Afin de favoriser la réussite éducative du plus grand nombre, plusieurs pistes de solutions sont possibles :

  • Effectuer des interventions auprès des parents pour le développement de compétences spécifiques, comme la littératie et la gestion des émotions;
  • Sensibiliser les employeur.ses à l’importance de l’éducation et à une saine conciliation études‑travail en vue de se doter d’un bassin de main-d’œuvre qualifiée;
  • Créer des réseaux de pairs aidants ou proposer des services de mentorat, du tutorat scolaire ou des activités de récupération pour les élèves éprouvant des difficultés d’apprentissage;
  • Offrir différents types d’activités aux jeunes et aux adultes en formation afin qu’ils puissent s’épanouir, développer des compétences personnelles et élargir leurs horizons : activités parascolaires, activités de savoir-être, activités pratiques pour la vie courante;
  • Faire de la lecture un moment de plaisir pour les personnes de tous âges, des plus petites aux plus grandes;
  • Offrir de la formation en entreprise, en collaboration avec le milieu scolaire, et valoriser l’obtention d’un DES ou d’une autre qualification.

Ces solutions ont été le point de départ de l’atelier réflexif tenu en après-midi avec de nombreux partenaires issus de tous les secteurs (municipal, communautaire, scolaire, des affaires, de la santé). Les conclusions des questions abordées telles que « Quelles approches communes pouvons-nous mettre en œuvre pour favoriser la diplomation? » ou encore « Quelles actions pouvez-vous entreprendre dans vos champs d’expertise respectifs? » seront communiquées ultérieurement.

À la lumière de ces chiffres plus qu’inquiétants pour l’avenir prospère de notre région, le président de la Table des préfets de Lanaudière, monsieur Sébastien Nadeau, a dit ceci : « La réussite éducative est un levier de développement social et économique. Même si notre région a fait de beaux progrès, il reste du travail à faire pour que les jeunes et les adultes atteignent leur plein potentiel. […] la solution réside dans une multitude de petits et grands gestes, notamment par la mobilisation et la collaboration de tous les acteurs. Notre force, c’est justement ce travail de concertation et l’effort collectif mis en place pour briser les legs intergénérationnels du décrochage scolaire. Avec l’événement d’aujourd’hui, nous avons tissé une maille de plus pour bonifier nos pratiques et augmenter l’impact des interventions en réussite éducative – nous pouvons en être fiers! »

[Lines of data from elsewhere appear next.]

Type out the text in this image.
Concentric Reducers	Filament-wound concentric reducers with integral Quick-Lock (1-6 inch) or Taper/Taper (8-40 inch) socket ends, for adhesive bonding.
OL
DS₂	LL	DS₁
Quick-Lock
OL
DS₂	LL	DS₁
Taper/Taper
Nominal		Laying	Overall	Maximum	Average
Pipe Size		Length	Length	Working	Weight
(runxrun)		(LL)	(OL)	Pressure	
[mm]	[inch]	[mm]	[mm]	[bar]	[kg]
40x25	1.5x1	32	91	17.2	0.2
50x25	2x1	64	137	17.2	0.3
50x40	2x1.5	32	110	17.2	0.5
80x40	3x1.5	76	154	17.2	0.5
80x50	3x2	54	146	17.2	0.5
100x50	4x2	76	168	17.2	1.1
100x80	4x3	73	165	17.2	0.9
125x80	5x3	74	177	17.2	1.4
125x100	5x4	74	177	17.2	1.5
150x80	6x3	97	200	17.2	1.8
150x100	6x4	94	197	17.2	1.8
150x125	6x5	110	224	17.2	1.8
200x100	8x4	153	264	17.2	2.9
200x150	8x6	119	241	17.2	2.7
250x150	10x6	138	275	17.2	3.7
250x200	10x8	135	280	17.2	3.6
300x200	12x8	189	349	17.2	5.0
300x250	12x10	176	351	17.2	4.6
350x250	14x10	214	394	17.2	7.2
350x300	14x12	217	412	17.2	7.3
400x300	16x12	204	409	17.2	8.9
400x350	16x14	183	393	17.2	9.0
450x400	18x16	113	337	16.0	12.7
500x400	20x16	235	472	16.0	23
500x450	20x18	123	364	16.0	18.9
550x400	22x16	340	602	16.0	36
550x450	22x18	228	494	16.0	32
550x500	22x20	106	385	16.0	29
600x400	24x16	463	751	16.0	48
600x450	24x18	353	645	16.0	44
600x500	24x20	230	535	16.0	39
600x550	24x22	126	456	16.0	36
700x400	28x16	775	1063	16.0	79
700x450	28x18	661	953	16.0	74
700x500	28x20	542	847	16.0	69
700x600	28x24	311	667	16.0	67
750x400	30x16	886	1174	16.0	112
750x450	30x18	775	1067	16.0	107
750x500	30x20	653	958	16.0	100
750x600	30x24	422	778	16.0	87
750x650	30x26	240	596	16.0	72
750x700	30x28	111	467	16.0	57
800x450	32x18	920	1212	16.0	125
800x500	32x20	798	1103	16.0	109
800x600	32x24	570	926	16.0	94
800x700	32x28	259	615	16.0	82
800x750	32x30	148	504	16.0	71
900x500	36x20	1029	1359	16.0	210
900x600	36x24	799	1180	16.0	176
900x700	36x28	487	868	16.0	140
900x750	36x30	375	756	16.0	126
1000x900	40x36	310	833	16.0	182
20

Légende de gauche à droite : Monsieur Sébastien Nadeau, président de la Table des préfets de Lanaudière, madame Ann-Marie Picard, directrice générale du CREVALE et monsieur Frédéric Laurin, Ph. D chercheur à l’UQTR et auteur de l’étude.

Photo : Mélanie Émond Photographie

[1] LAURIN, F. (janvier 2024). Coûts économiques et impacts du décrochage scolaire sur le développement économique dans Lanaudière, Université du Québec à Trois-Rivières.
[2] CONSORTIUM D’ANIMATION SUR LA PERSÉVÉRANCE ET LA RÉUSSITE EN ENSEIGNEMENT SUPÉRIEUR. (2021). Persévérance en enseignement supérieur, Québec.
[3] COMMISSION DES PARTENAIRES DU MARCHÉ DU TRAVAIL. (2020). Se préparer à un marché du travail en transformation : référentiel québécois des compétences du futur, ministère du Travail, de l’Emploi et de la Solidarité sociale.
[4] RADAR LANAUDOIS DE LA RÉUSSITE ÉDUCATIVE. (2024). Taux de diplomation et de qualification au secondaire des élèves de moins de 20 ans, CREVALE.